Time/Date: 2:30pm, March 9(F), 2007

Location: RHFH #557

Speaker: Tong Zhou(PhD Student)
Advisor: Prof. Lein Harn

Abstract:

Today, companies called service providers enable communications and control the related infrastructures. However, with increased computing power, advanced wireless technologies and more standardized terminals, users in the future will be able to take more control of communications. In this paper, we define and discuss a disruptive communication model called User-Assisted Communications (UAC), which allows users to assist other users to establish communications, and propose a method for managing trust and security, which are the most challenging variables in UAC and must be addressed before UAC can be implemented successfully. A Social Network based Trust Establishment (SN-TE) is proposed for UAC implementation.

Brief biography:

Tong Zhou is an Interdisciplinary Ph.D. student of UMKC and works for Sprint Nextel as a Principal Engineer.
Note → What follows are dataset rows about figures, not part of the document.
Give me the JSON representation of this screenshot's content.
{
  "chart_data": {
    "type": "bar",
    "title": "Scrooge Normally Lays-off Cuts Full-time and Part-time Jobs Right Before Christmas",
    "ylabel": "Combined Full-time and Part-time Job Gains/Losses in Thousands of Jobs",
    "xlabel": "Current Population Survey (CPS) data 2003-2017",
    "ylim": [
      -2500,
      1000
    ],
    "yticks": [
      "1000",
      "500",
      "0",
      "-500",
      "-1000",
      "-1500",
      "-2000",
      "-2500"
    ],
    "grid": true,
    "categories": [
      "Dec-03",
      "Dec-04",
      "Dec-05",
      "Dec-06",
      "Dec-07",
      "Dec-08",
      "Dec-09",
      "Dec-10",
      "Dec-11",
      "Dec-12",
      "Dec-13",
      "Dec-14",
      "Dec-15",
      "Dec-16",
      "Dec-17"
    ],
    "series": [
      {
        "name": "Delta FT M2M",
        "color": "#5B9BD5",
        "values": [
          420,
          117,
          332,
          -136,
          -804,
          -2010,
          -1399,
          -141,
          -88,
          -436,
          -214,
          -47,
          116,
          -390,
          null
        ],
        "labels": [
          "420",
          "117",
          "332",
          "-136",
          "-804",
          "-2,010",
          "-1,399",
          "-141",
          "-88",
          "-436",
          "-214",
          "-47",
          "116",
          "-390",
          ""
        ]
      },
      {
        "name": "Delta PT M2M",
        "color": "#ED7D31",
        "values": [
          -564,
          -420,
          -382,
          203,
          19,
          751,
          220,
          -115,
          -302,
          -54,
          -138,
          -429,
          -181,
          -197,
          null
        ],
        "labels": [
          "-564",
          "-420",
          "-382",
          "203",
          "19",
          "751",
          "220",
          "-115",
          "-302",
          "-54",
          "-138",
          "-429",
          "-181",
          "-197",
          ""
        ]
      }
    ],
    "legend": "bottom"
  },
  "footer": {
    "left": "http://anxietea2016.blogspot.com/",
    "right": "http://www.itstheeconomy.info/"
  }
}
He earned a Master’s degree in Electrical Engineering from the State University of New York at Stony Brook in 1998 and a Bachelor’s degree in Communications Engineering from Beijing Information Science & Technology University, China, in 1991. He received Sprint Annual Excellence Award in 2003. He is the inventor for three U.S. patents and has more than twenty patent applications pending in USPTO.